Chelsea manager Jose Mourinho revealed he 'smelt defeat' before making game-changing substitutions which saw his side go on to beat Norwich 3-1 in their Barclays Premier League clash at Carrow Road.
The Blues - who made the 120-mile journey to Norfolk by plane on Saturday - had got off to a flying start when Oscar put the visitors into a fourth-minute lead after Demba Ba's lay-off from a Frank Lampard through ball.
However, instead of pressing on to take command of the game, Chelsea failed to make the most of their positive opening as Norwich, fighting for points at the other end of the table, responded after the break, and when Ba scuffed his shot in front of an empty net, the hosts were level through Anthony Pilkington, who earlier might have earned a penalty after being tripped by Ramires.
After the introduction of Eden Hazard and Willian, Norwich saw all of their hard work undone when a poor back-header was seized on by the Belgian, who squeezed the ball under England goalkeeper John Ruddy before the Brazilian midfielder cracked in a superb angled drive to finally put the result beyond doubt.
Mourinho said: "During the game I am not nervous. I have feelings. I smell things, and when that easy goal (from Ba) was missed, I had a smell that they would score a goal.
"That is why I had Eden warming up at 1-0 because I smelled that.
"We could have won or lost it at 1-1 because we, at that moment, didn't want a point.
"If they had scored a second goal, we would probably lose, but we are trying to be top.
"After a point at Spurs, a point here would have been a bad result for us, so we tried to win it."
Mourinho felt he had to do something to try to turn the game back in his side's favour, with Norwich dominating for long spells in the second half.
"They come on and they change the game, the manager did very well. If they come on and make it worse, it's a very bad decision by the manager. It is their responsibility," the Blues boss said.
"The situation had become difficult at 1-1. We all knew that a point here would be a bad result for us, but I think the team - not just the boys who came on - coped well with the pressure and, without totally losing the balance, we could gamble and risk a bit to try and bring something different to the game to see if Norwich could cope."
Mourinho acknowledged Norwich had pushed his side, using the strengths of a squad assembled at a fraction of the cost of his own.
"It was very British in the sense of the emotion," he said. "You could feel the crowd waiting for moments of emotion. They were winning a corner and the emotion was coming into the game. They put a long ball in the box to (Ricky) van Wolfswinkel and the noise was pressing for the second man arriving in the box. It is their style adapted to the players' profile.
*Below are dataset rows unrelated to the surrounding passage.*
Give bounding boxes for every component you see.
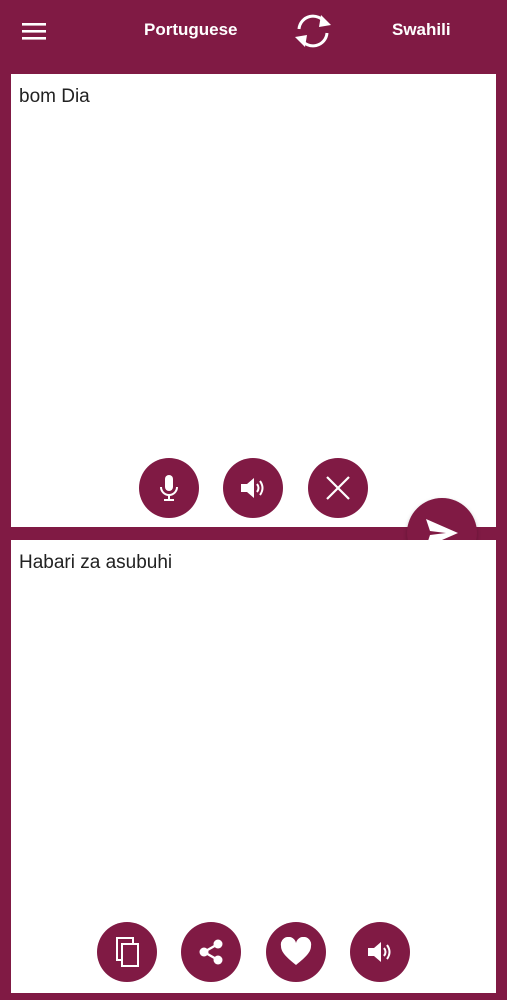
hamburger-menu-icon [22, 23, 46, 40]
target-language-selector[interactable]: Swahili [392, 20, 451, 40]
menu-button[interactable] [14, 13, 54, 49]
top-app-bar: Portuguese Swahili [0, 0, 507, 70]
source-language-selector[interactable]: Portuguese [144, 20, 238, 40]
translated-text: Habari za asubuhi [19, 552, 173, 573]
microphone-button[interactable] [139, 458, 199, 518]
speaker-icon [241, 478, 264, 498]
input-panel: bom Dia [11, 74, 496, 527]
share-icon [199, 939, 223, 965]
swap-languages-button[interactable] [290, 9, 336, 53]
copy-button[interactable] [97, 922, 157, 982]
source-text-input[interactable]: bom Dia [19, 86, 488, 108]
microphone-icon [160, 475, 178, 501]
speak-output-button[interactable] [350, 922, 410, 982]
speaker-icon [368, 942, 391, 962]
swap-languages-icon [295, 14, 331, 48]
close-icon [326, 476, 350, 500]
clear-button[interactable] [308, 458, 368, 518]
favorite-button[interactable] [266, 922, 326, 982]
speak-input-button[interactable] [223, 458, 283, 518]
heart-icon [280, 937, 312, 965]
copy-icon [116, 937, 139, 967]
share-button[interactable] [181, 922, 241, 982]
output-panel: Habari za asubuhi [11, 540, 496, 993]
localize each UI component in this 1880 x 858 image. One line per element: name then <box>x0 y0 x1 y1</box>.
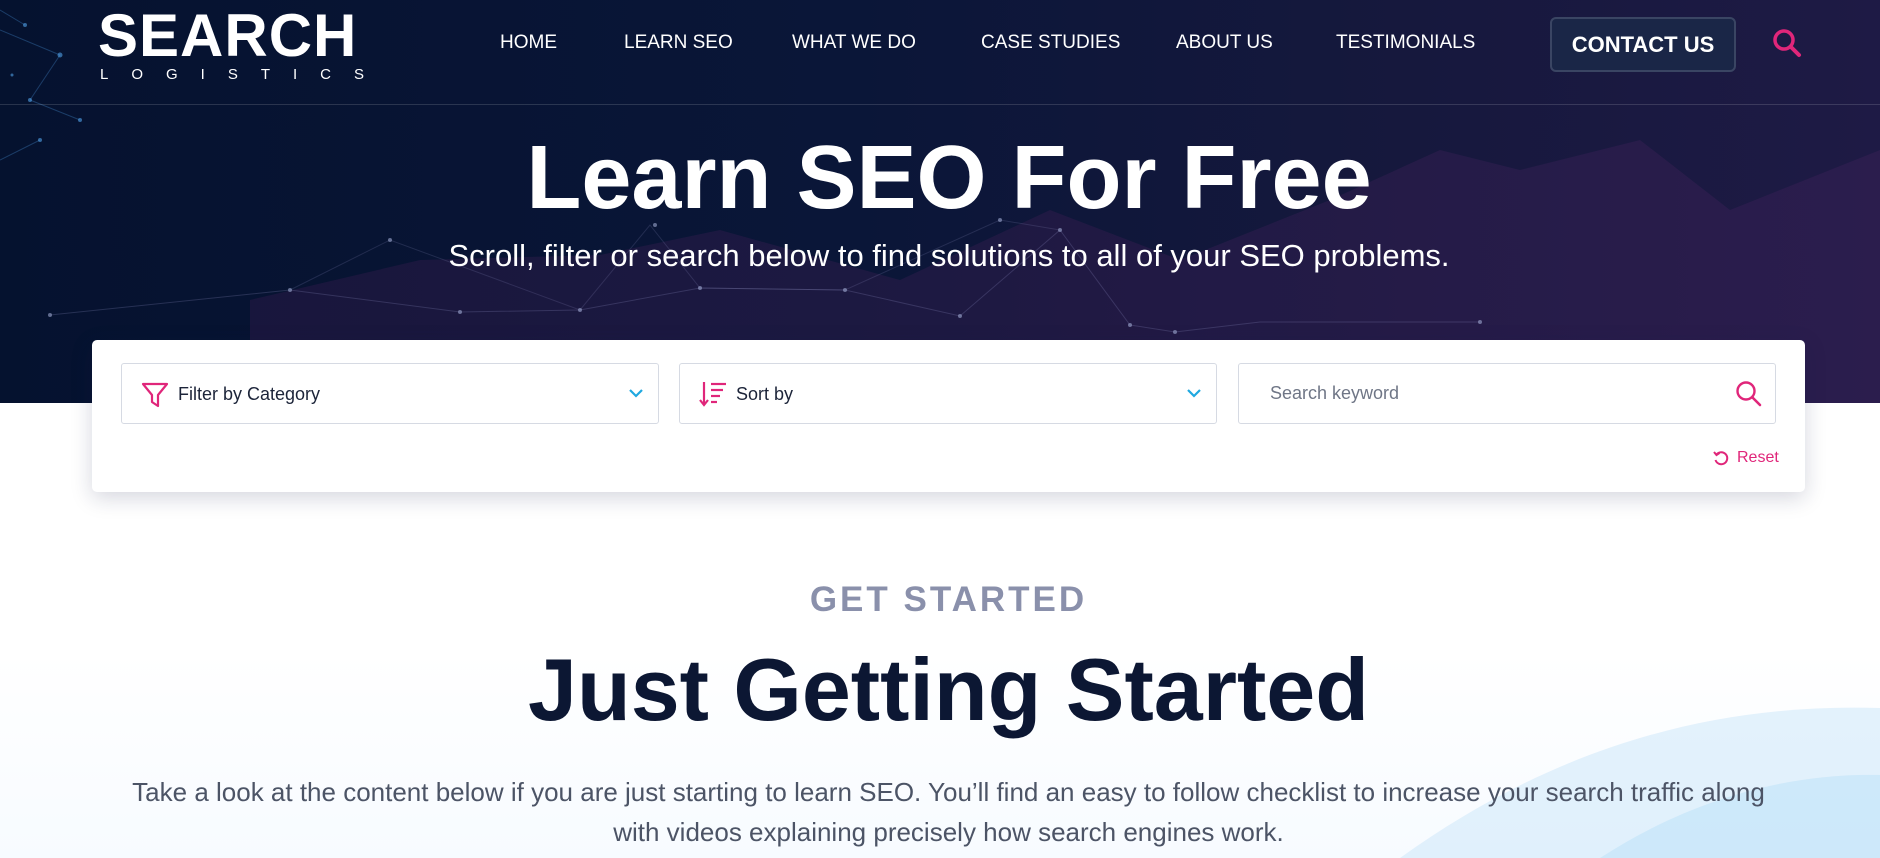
section-eyebrow: GET STARTED <box>809 580 1088 619</box>
category-filter-label: Filter by Category <box>178 384 321 404</box>
sort-label: Sort by <box>736 384 794 404</box>
nav-item-testimonials[interactable]: TESTIMONIALS <box>1336 28 1475 58</box>
filter-icon <box>141 382 169 408</box>
search-logistics-logo[interactable]: SEARCH LOGISTICS <box>98 4 378 84</box>
logo-subtext: LOGISTICS <box>100 66 388 83</box>
chevron-down-icon <box>1187 389 1201 398</box>
page-subtitle: Scroll, filter or search below to find s… <box>448 238 1450 273</box>
logo-wordmark: SEARCH <box>98 2 358 69</box>
search-icon[interactable] <box>1735 380 1763 408</box>
search-input[interactable] <box>1240 365 1700 422</box>
keyword-search-field[interactable] <box>1238 363 1776 424</box>
nav-item-what-we-do[interactable]: WHAT WE DO <box>792 28 916 58</box>
search-icon[interactable] <box>1772 28 1802 58</box>
sort-dropdown[interactable]: Sort by <box>679 363 1217 424</box>
section-description: Take a look at the content below if you … <box>132 777 1765 847</box>
nav-item-home[interactable]: HOME <box>500 28 557 58</box>
nav-item-about-us[interactable]: ABOUT US <box>1176 28 1273 58</box>
category-filter-dropdown[interactable]: Filter by Category <box>121 363 659 424</box>
reset-label: Reset <box>1737 449 1779 466</box>
site-header: SEARCH LOGISTICS HOME LEARN SEO WHAT WE … <box>0 0 1880 105</box>
page-title: Learn SEO For Free <box>526 128 1372 228</box>
filter-panel: Filter by Category Sort by Reset <box>92 340 1805 492</box>
contact-us-button[interactable]: CONTACT US <box>1550 17 1736 72</box>
chevron-down-icon <box>629 389 643 398</box>
nav-item-learn-seo[interactable]: LEARN SEO <box>624 28 733 58</box>
nav-item-case-studies[interactable]: CASE STUDIES <box>981 28 1120 58</box>
reset-icon <box>1713 451 1729 466</box>
sort-icon <box>699 382 726 407</box>
section-title: Just Getting Started <box>528 640 1369 739</box>
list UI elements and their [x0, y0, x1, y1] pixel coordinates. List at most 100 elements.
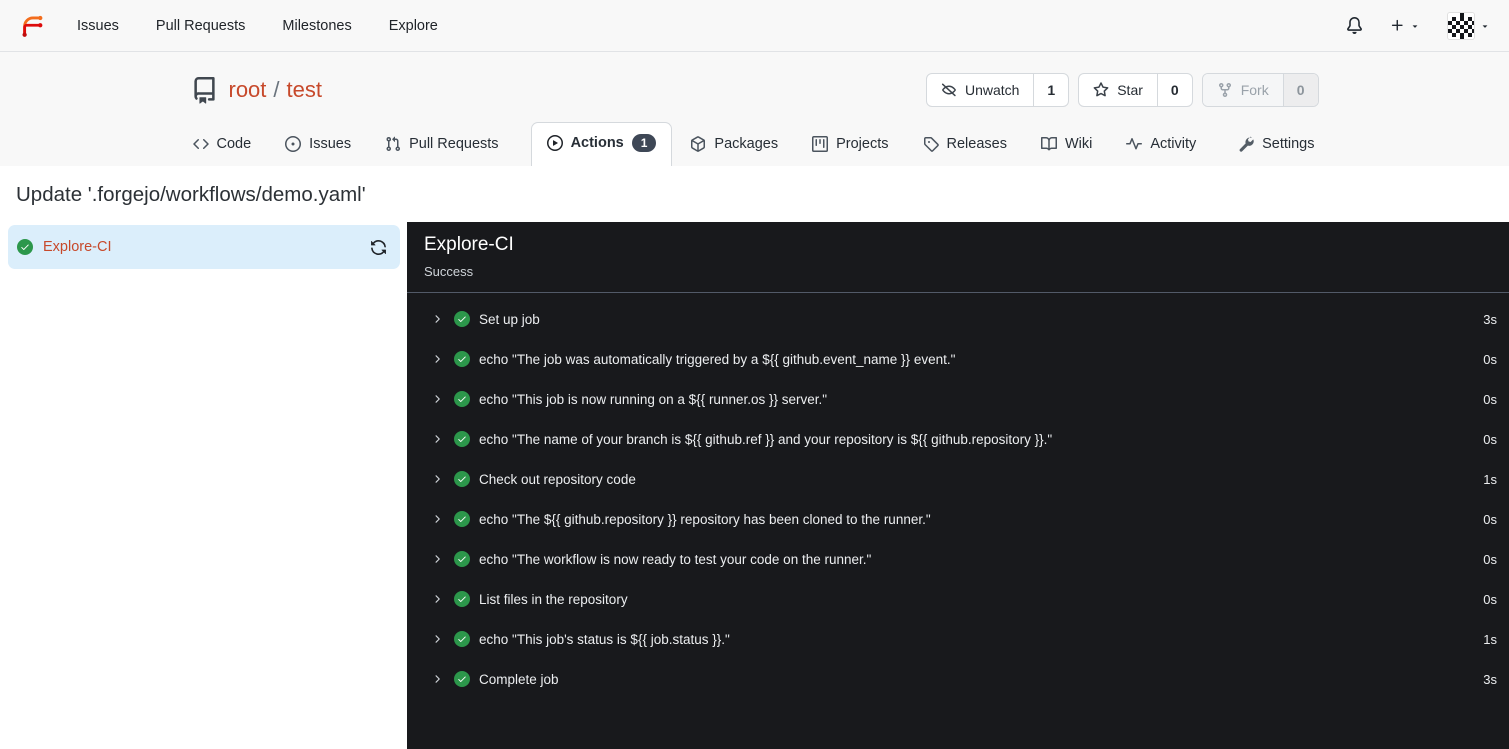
tab-settings[interactable]: Settings [1236, 125, 1316, 166]
repo-action-buttons: Unwatch 1 Star 0 Fork 0 [925, 73, 1319, 107]
chevron-right-icon [431, 593, 443, 605]
step-duration: 0s [1483, 511, 1497, 527]
plus-icon [1390, 18, 1405, 33]
repo-icon [191, 76, 218, 104]
success-check-icon [454, 671, 470, 687]
chevron-right-icon [431, 473, 443, 485]
tab-packages[interactable]: Packages [688, 125, 780, 166]
step-name: List files in the repository [479, 591, 628, 607]
step-duration: 0s [1483, 431, 1497, 447]
repo-header: root / test Unwatch 1 Star 0 Fork 0 Code… [0, 52, 1509, 166]
chevron-right-icon [431, 433, 443, 445]
job-detail-header: Explore-CI Success [407, 222, 1509, 293]
forgejo-logo-icon[interactable] [19, 12, 46, 39]
step-row[interactable]: Complete job 3s [407, 659, 1509, 699]
step-name: Set up job [479, 311, 540, 327]
step-name: Check out repository code [479, 471, 636, 487]
tab-activity[interactable]: Activity [1124, 125, 1198, 166]
step-duration: 3s [1483, 311, 1497, 327]
tab-code[interactable]: Code [191, 125, 254, 166]
chevron-right-icon [431, 513, 443, 525]
navbar-links: Issues Pull Requests Milestones Explore [77, 18, 438, 34]
step-name: echo "The workflow is now ready to test … [479, 551, 872, 567]
step-duration: 0s [1483, 591, 1497, 607]
chevron-right-icon [431, 313, 443, 325]
notifications-button[interactable] [1346, 17, 1363, 34]
fork-button: Fork 0 [1201, 73, 1319, 107]
job-status-text: Success [424, 264, 474, 279]
eye-closed-icon [941, 82, 957, 98]
step-row[interactable]: echo "The workflow is now ready to test … [407, 539, 1509, 579]
step-name: echo "The name of your branch is ${{ git… [479, 431, 1053, 447]
success-check-icon [454, 631, 470, 647]
star-icon [1093, 82, 1109, 98]
avatar [1447, 11, 1475, 40]
step-row[interactable]: echo "The name of your branch is ${{ git… [407, 419, 1509, 459]
top-navbar: Issues Pull Requests Milestones Explore [0, 0, 1509, 52]
step-duration: 1s [1483, 471, 1497, 487]
bell-icon [1346, 17, 1363, 34]
actions-count-badge: 1 [631, 134, 657, 152]
step-name: Complete job [479, 671, 559, 687]
job-name: Explore-CI [43, 239, 112, 255]
success-check-icon [454, 431, 470, 447]
step-name: echo "This job's status is ${{ job.statu… [479, 631, 730, 647]
rerun-job-button[interactable] [370, 239, 387, 256]
step-name: echo "This job is now running on a ${{ r… [479, 391, 828, 407]
star-button[interactable]: Star 0 [1078, 73, 1193, 107]
repo-separator: / [273, 77, 280, 102]
user-menu-button[interactable] [1447, 11, 1490, 40]
fork-icon [1217, 82, 1233, 98]
tab-issues[interactable]: Issues [283, 125, 353, 166]
step-duration: 0s [1483, 351, 1497, 367]
navbar-item-pull-requests[interactable]: Pull Requests [156, 18, 245, 34]
step-row[interactable]: List files in the repository 0s [407, 579, 1509, 619]
sync-icon [370, 239, 387, 256]
chevron-right-icon [431, 673, 443, 685]
tab-releases[interactable]: Releases [921, 125, 1009, 166]
fork-count: 0 [1282, 74, 1318, 106]
step-row[interactable]: echo "This job's status is ${{ job.statu… [407, 619, 1509, 659]
tab-wiki[interactable]: Wiki [1039, 125, 1094, 166]
job-detail-panel: Explore-CI Success Set up job 3s echo "T… [407, 222, 1509, 749]
repo-breadcrumb: root / test [229, 77, 323, 103]
step-row[interactable]: Check out repository code 1s [407, 459, 1509, 499]
repo-owner-link[interactable]: root [229, 77, 267, 103]
step-row[interactable]: echo "The ${{ github.repository }} repos… [407, 499, 1509, 539]
step-row[interactable]: echo "This job is now running on a ${{ r… [407, 379, 1509, 419]
step-name: echo "The job was automatically triggere… [479, 351, 956, 367]
jobs-sidebar: Explore-CI [0, 222, 407, 749]
tab-actions[interactable]: Actions 1 [530, 122, 673, 166]
success-check-icon [454, 591, 470, 607]
success-check-icon [454, 471, 470, 487]
success-check-icon [17, 239, 33, 255]
success-check-icon [454, 391, 470, 407]
chevron-right-icon [431, 553, 443, 565]
step-duration: 3s [1483, 671, 1497, 687]
navbar-item-issues[interactable]: Issues [77, 18, 119, 34]
job-list-item-explore-ci[interactable]: Explore-CI [8, 225, 400, 269]
tab-pull-requests[interactable]: Pull Requests [383, 125, 500, 166]
success-check-icon [454, 311, 470, 327]
repo-name-link[interactable]: test [287, 77, 322, 103]
step-name: echo "The ${{ github.repository }} repos… [479, 511, 931, 527]
caret-down-icon [1410, 21, 1420, 31]
step-row[interactable]: echo "The job was automatically triggere… [407, 339, 1509, 379]
tab-projects[interactable]: Projects [810, 125, 890, 166]
unwatch-button[interactable]: Unwatch 1 [925, 73, 1070, 107]
step-row[interactable]: Set up job 3s [407, 299, 1509, 339]
navbar-right [1346, 11, 1490, 40]
navbar-item-explore[interactable]: Explore [389, 18, 438, 34]
actions-run-view: Update '.forgejo/workflows/demo.yaml' Ex… [0, 183, 1509, 749]
caret-down-icon [1480, 21, 1490, 31]
steps-list: Set up job 3s echo "The job was automati… [407, 293, 1509, 699]
job-detail-title: Explore-CI [424, 234, 514, 255]
chevron-right-icon [431, 353, 443, 365]
watch-count[interactable]: 1 [1033, 74, 1068, 106]
star-count[interactable]: 0 [1156, 74, 1192, 106]
navbar-item-milestones[interactable]: Milestones [282, 18, 351, 34]
success-check-icon [454, 511, 470, 527]
create-new-button[interactable] [1390, 18, 1420, 33]
chevron-right-icon [431, 633, 443, 645]
success-check-icon [454, 551, 470, 567]
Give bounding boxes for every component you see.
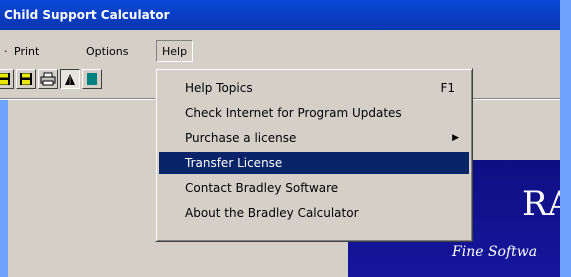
menu-item-help-topics[interactable]: Help Topics F1 <box>159 77 469 99</box>
print-button[interactable] <box>38 69 58 89</box>
banner-tagline: Fine Softwa <box>452 244 538 260</box>
save-as-icon <box>20 73 32 85</box>
app-window: Child Support Calculator · Print Options… <box>0 0 560 277</box>
chart-icon <box>65 74 75 85</box>
menu-item-shortcut: F1 <box>440 81 455 95</box>
menu-help[interactable]: Help <box>156 40 194 62</box>
window-title: Child Support Calculator <box>4 8 170 22</box>
desktop-background <box>0 100 8 277</box>
menu-item-label: Transfer License <box>185 156 283 170</box>
menu-item-label: About the Bradley Calculator <box>185 206 359 220</box>
menu-item-purchase-license[interactable]: Purchase a license ▶ <box>159 127 469 149</box>
save-button[interactable] <box>0 69 14 89</box>
banner-large-text: RA <box>522 184 560 224</box>
menu-item-label: Check Internet for Program Updates <box>185 106 402 120</box>
menu-item-check-updates[interactable]: Check Internet for Program Updates <box>159 102 469 124</box>
help-menu-dropdown: Help Topics F1 Check Internet for Progra… <box>155 68 473 242</box>
submenu-arrow-icon: ▶ <box>452 133 459 143</box>
menu-print[interactable]: Print <box>14 45 39 58</box>
menu-options[interactable]: Options <box>86 45 128 58</box>
menu-item-label: Contact Bradley Software <box>185 181 339 195</box>
title-bar[interactable]: Child Support Calculator <box>0 0 560 30</box>
save-icon <box>0 73 10 85</box>
print-icon <box>40 72 56 86</box>
menu-file-fragment[interactable]: · <box>4 45 8 58</box>
menu-bar: · Print Options Help <box>0 38 560 66</box>
menu-item-about[interactable]: About the Bradley Calculator <box>159 202 469 224</box>
menu-item-label: Purchase a license <box>185 131 297 145</box>
menu-item-contact[interactable]: Contact Bradley Software <box>159 177 469 199</box>
chart-button[interactable] <box>60 69 80 89</box>
teal-square-icon <box>87 73 97 85</box>
next-toolbar-button[interactable] <box>82 69 102 89</box>
menu-item-transfer-license[interactable]: Transfer License <box>159 152 469 174</box>
save-as-button[interactable] <box>16 69 36 89</box>
menu-item-label: Help Topics <box>185 81 253 95</box>
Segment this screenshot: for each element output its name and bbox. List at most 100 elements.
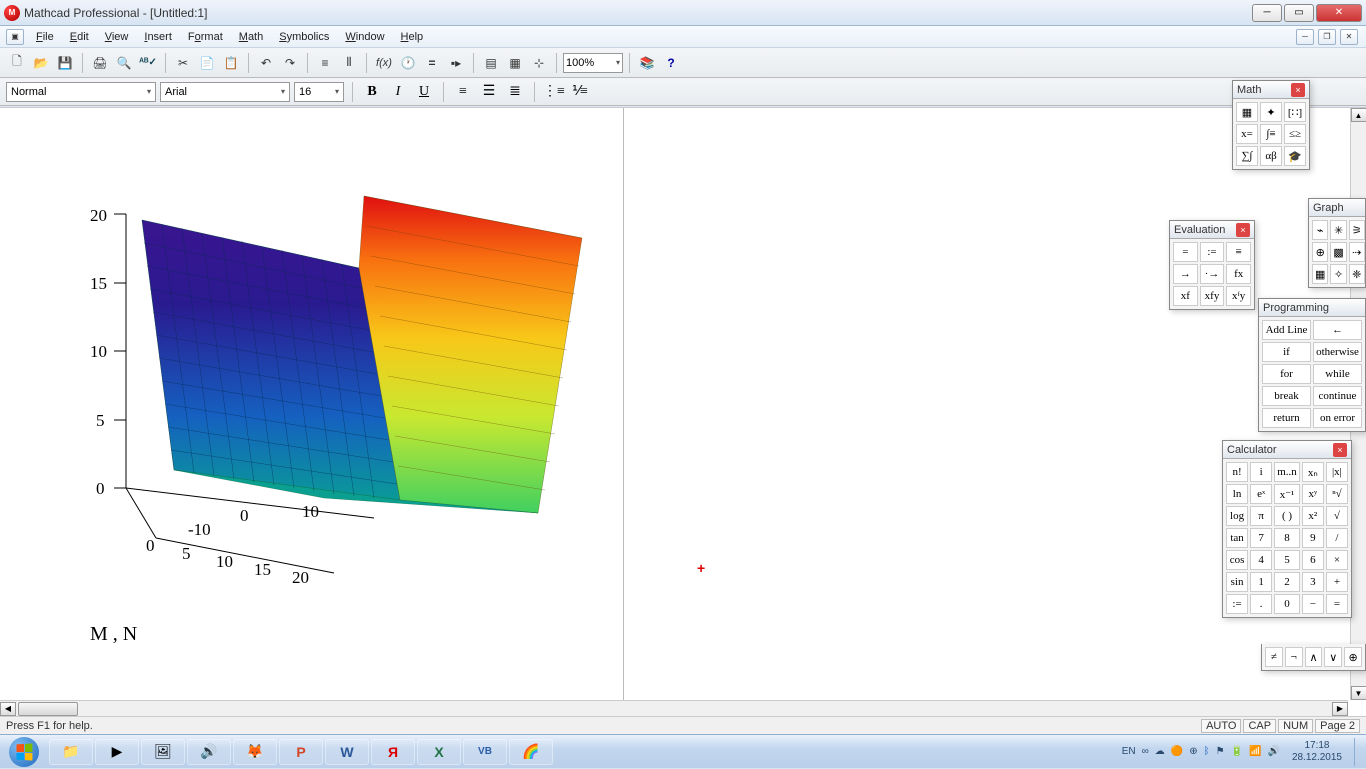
menu-window[interactable]: Window [339,29,390,45]
calc-button[interactable]: x⁻¹ [1274,484,1300,504]
palette-button[interactable]: ✧ [1330,264,1346,284]
programming-palette-title[interactable]: Programming [1259,299,1365,317]
palette-button[interactable]: xf [1173,286,1198,306]
taskbar-mediaplayer-icon[interactable]: ▶ [95,739,139,765]
mdi-minimize[interactable]: ─ [1296,29,1314,45]
close-icon[interactable]: × [1333,443,1347,457]
calc-button[interactable]: 2 [1274,572,1300,592]
document-page[interactable]: 20 15 10 5 0 -10 0 10 0 5 10 15 20 M , N [4,108,624,716]
calc-button[interactable]: n! [1226,462,1248,482]
palette-button[interactable]: while [1313,364,1362,384]
taskbar-mathcad-icon[interactable]: 🌈 [509,739,553,765]
palette-button[interactable]: ✦ [1260,102,1282,122]
palette-button[interactable]: ·→ [1200,264,1225,284]
maximize-button[interactable]: ▭ [1284,4,1314,22]
zoom-select[interactable]: 100% [563,53,623,73]
align2-icon[interactable]: ⫴ [338,52,360,74]
calc-button[interactable]: 5 [1274,550,1300,570]
show-desktop-button[interactable] [1354,738,1362,766]
fx-icon[interactable]: f(x) [373,52,395,74]
palette-button[interactable]: ∧ [1305,647,1323,667]
palette-button[interactable]: ∨ [1324,647,1342,667]
save-icon[interactable]: 💾 [54,52,76,74]
menu-help[interactable]: Help [395,29,430,45]
palette-button[interactable]: ≡ [1226,242,1251,262]
scroll-left-button[interactable]: ◀ [0,702,16,716]
calc-button[interactable]: . [1250,594,1272,614]
calc-button[interactable]: + [1326,572,1348,592]
palette-button[interactable]: ≤≥ [1284,124,1306,144]
surface-plot[interactable]: 20 15 10 5 0 -10 0 10 0 5 10 15 20 [64,158,604,588]
calc-button[interactable]: log [1226,506,1248,526]
palette-button[interactable]: xᶠy [1226,286,1251,306]
redo-icon[interactable]: ↷ [279,52,301,74]
calc-button[interactable]: xʸ [1302,484,1324,504]
calc-button[interactable]: cos [1226,550,1248,570]
palette-button[interactable]: [∷] [1284,102,1306,122]
taskbar-tool-icon[interactable]: 🖼 [141,739,185,765]
tray-bluetooth-icon[interactable]: ᛒ [1204,746,1210,757]
palette-button[interactable]: ▦ [1236,102,1258,122]
calc-button[interactable]: × [1326,550,1348,570]
taskbar-powerpoint-icon[interactable]: P [279,739,323,765]
taskbar-excel-icon[interactable]: X [417,739,461,765]
tray-volume-icon[interactable]: 🔊 [1267,746,1279,757]
palette-button[interactable]: ∫≡ [1260,124,1282,144]
calc-button[interactable]: π [1250,506,1272,526]
palette-button[interactable]: Add Line [1262,320,1311,340]
calc-button[interactable]: √ [1326,506,1348,526]
graph-palette[interactable]: Graph ⌁✳⚞⊕▩⇢▦✧❈ [1308,198,1366,288]
taskbar-yandex-icon[interactable]: Я [371,739,415,765]
calculator-palette-title[interactable]: Calculator× [1223,441,1351,459]
palette-button[interactable]: ⊕ [1312,242,1328,262]
palette-button[interactable]: ¬ [1285,647,1303,667]
region-icon[interactable]: ⊹ [528,52,550,74]
calculator-palette[interactable]: Calculator× n!im..nxₙ|x|lneˣx⁻¹xʸⁿ√logπ(… [1222,440,1352,618]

"They have this. I don't have, so I have to go with what I had. I had to put Eden and Willian, all three on, two quick strikers with Eden and (Samuel) Eto'o. We go with what we have."
Mourinho feels there is nothing wrong with playing to your strengths.
He added: "I think that if you try to play like other people do, and you have no players for that, you are very stupid.
"I won the league in Spain with 100 points and my team were not playing like Barcelona were. If you try to play like someone else does, you never reach their level.
"You have to try and be the best to the style of your players. That's very simple.
"When I say to (Branislav) Ivanovic: 'Don't make an early cross because (Didier) Drogba is not there,' I know what I'm saying. He'd be crossing for what? Why would you want to play like another team? Don't try to be clever because you'll become stupid."
Norwich manager Chris Hughton was disappointed his side were not able to close out the final 20 minutes to secure what would have been a hard-earned point at the least.
He said: "I generally felt, on the balance of play after conceding a poor goal so early and giving them that momentum, we couldn't have asked for any more effort and determination.
"It was their second goal which hurt us. It came from our corner and we were set up very well, but their power and pace on the counter-attack got the better of us, then at 2-1 it became very difficult for us.
"You have to hold your hand up sometimes: the strike for the third goal, they have that kind of quality."
Hughton felt his side should have been given a spot-kick when Pilkington was tripped by Ramires.
"Anthony gets to the ball first, and with Ramires' action, then he ends up going over. Generally that is a penalty, but it is disappointment.
"Still, the players put in a really good effort. Our supporters appreciated what they did and I felt we deserved to get more."